Another way that ABC churches are "de-denominationalizing" is through leaving and going independant. Once I heard a denominational executive grumble, "We didn't need them anyway." Perhaps the "new movement" spawned in Lombard last Septemeber can focus some efforts on regathering churches like Lexington Community Church.
By Dave Tompkins
LEXINGTON - The First Baptist Church of Lexington congregation has voted to end its Baptist affiliation and will become Lexington Community Church in January.
"We believe that names divide," said Pastor Bill Brown. "Instead of being known as a Baptist or a Lutheran, the Bible teaches we should be known as Christians. Our message of presenting the Gospel of Jesus Christ hasn't changed, but we believe the name change will make us more accessible, especially to the youth who are leaving denominational churches because many are teaching (men's) doctrine instead of the Word of God. The history of a church is found in the member's commitment to God, and we have no intention of compromising the history of this great church or God's Word on which it is based. The history established by those who formerly served the Lord at First Baptist Church of Lexington will continue to be lived out by those who are committed to faithfully serving the Lord in the Lexington Community Church."
Brown noted the trend to becoming nondenominational is growing nationally as the population becomes disenchanted with traditional churches. The Lexington church began withdrawing from the Baptist label over the last few years and left the American Baptist Conference in 2003 because the organization endorsed ordaining homosexual and lesbian pastors.
Brown pointed to Grace Baptist and Vale Baptist churches as congregations that also have moved from denominational affiliations."In the past, there was an advantage for smaller churches to be part of a denomination because it was easier to assimilate resources, such as a relief effort," said Brown. "This allowed smaller churches to be involved in a greater work than they could otherwise, but this is no longer the case. Christians are coming together and not isolating themselves to their denominations to participate in helping. The response to Hurricane Katrina showed that a lot of churches and individuals can come together to help, and denomination isn't an issue."Brown has served the church for five years and seen the church swell to 200 members.
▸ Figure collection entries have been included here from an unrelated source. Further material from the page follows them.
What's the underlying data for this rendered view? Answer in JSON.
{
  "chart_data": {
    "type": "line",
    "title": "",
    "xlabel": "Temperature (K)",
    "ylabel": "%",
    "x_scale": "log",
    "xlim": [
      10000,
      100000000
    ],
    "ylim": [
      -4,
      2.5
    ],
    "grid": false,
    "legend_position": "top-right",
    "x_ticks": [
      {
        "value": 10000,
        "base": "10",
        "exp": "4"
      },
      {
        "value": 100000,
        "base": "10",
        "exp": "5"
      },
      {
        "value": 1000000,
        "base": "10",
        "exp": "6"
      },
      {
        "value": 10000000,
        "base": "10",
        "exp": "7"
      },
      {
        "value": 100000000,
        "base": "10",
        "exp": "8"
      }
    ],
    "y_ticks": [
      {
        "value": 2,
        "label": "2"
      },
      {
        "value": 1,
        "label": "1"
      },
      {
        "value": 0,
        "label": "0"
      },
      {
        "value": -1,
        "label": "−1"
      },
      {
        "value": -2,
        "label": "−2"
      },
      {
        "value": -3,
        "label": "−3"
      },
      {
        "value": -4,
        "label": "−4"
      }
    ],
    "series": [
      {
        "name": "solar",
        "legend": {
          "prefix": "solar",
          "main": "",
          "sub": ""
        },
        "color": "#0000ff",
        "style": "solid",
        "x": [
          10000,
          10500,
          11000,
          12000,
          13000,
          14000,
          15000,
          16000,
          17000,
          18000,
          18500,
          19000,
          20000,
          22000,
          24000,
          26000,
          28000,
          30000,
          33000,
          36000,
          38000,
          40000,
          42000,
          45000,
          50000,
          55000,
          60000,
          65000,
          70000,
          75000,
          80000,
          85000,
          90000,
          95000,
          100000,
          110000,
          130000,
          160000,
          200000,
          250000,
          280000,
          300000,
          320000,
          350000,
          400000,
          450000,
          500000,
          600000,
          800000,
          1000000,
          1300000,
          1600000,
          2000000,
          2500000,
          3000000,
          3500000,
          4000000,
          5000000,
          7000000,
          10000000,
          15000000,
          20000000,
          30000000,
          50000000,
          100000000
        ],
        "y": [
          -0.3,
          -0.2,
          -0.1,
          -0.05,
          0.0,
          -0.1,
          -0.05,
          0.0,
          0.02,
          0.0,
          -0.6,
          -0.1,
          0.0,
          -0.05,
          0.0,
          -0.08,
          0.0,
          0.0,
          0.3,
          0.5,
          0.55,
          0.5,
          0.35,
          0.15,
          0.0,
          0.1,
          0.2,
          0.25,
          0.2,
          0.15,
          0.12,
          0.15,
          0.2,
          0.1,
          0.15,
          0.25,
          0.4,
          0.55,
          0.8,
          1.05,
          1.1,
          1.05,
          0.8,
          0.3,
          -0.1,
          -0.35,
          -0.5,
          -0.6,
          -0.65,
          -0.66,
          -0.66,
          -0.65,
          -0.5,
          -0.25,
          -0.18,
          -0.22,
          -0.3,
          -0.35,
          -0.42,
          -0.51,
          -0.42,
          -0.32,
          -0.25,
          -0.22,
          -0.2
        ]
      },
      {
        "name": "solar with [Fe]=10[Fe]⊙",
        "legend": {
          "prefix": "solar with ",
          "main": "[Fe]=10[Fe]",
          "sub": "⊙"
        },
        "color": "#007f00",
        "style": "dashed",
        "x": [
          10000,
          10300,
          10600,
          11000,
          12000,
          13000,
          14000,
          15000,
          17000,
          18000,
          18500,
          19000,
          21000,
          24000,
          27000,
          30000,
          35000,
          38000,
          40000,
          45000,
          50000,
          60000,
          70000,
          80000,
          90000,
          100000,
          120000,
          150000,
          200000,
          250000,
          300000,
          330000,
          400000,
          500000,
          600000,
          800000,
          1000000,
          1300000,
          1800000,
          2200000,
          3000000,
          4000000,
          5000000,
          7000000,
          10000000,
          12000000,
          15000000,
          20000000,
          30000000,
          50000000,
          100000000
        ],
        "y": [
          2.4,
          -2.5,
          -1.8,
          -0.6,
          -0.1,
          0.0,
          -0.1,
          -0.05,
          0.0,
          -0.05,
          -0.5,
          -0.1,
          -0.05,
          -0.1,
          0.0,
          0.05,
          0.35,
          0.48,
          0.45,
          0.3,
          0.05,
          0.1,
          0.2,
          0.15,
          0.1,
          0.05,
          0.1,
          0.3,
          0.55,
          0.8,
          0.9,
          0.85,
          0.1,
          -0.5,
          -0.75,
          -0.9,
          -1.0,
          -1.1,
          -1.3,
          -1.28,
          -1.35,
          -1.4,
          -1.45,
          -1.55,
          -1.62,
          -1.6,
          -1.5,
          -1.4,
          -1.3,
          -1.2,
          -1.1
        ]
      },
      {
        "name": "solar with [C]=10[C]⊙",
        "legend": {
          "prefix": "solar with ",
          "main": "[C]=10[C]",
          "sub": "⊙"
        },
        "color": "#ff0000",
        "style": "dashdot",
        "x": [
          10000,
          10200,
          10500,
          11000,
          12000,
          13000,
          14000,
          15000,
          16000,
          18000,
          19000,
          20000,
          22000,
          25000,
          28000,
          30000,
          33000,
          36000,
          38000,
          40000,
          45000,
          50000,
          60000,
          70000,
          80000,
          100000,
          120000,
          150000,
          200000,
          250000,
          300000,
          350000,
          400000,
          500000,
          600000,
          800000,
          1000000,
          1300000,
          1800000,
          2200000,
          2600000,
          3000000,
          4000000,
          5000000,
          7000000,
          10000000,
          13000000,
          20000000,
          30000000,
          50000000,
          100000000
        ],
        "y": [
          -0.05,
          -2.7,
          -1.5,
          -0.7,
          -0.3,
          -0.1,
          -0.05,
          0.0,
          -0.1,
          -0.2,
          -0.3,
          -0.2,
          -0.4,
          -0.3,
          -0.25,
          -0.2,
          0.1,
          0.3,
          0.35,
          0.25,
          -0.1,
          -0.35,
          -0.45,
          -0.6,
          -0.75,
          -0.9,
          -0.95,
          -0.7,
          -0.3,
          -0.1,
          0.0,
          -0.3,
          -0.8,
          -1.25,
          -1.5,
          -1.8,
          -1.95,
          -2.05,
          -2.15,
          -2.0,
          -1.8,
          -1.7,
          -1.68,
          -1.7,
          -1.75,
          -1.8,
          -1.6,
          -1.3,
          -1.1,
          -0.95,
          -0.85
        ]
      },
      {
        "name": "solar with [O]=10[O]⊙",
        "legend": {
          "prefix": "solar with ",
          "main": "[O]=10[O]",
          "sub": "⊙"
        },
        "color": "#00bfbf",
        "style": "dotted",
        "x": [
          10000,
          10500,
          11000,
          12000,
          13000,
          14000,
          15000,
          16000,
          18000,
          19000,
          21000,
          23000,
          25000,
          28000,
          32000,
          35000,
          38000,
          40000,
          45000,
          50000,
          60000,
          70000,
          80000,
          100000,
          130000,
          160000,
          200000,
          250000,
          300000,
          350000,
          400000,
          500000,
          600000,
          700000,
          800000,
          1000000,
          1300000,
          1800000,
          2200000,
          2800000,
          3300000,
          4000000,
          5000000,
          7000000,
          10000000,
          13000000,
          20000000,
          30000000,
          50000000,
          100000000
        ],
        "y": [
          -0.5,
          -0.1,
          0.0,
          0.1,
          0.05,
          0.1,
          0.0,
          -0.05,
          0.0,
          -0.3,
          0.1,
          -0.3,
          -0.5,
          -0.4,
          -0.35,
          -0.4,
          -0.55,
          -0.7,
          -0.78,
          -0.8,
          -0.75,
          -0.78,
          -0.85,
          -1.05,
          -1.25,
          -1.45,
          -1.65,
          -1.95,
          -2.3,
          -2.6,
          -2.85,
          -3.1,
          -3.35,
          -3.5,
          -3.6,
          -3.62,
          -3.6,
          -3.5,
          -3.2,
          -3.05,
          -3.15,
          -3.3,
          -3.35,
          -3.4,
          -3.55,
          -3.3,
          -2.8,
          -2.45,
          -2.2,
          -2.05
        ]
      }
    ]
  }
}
Despite adding a second service, the church has outgrown its present location, so the congregation has purchased 20 acres on the south side of town and hopes to begin construction of a 360-seat church."We're taking bids now and plan to have lots of classrooms, two nurseries, a family life center and a gymnasium for an intramural sports ministry," said Brown. "We may even build a Christian school, but that's a long way in the future."
Brown said the next step for the church is to apply for amendments of incorporation with the state and having the IRS change the tax-exempt status to reflect the new name."It seem like more churches are becoming nondenominational to be more open to the community," said church clerk Marlene Phipps. "We have to look to the future for our children and grandchildren. I've been going to this church for over 55 years, and I'm excited about the name change."
The church was organized on Aug. 23, 1856, in L.P. Scrogin's log cabin. Services were held in private homes and schools for the next 15 years until members decided to build a church building at the present site. The building was damaged by three fires and a tornado over the years, but continued to serve the community over the past 150 years.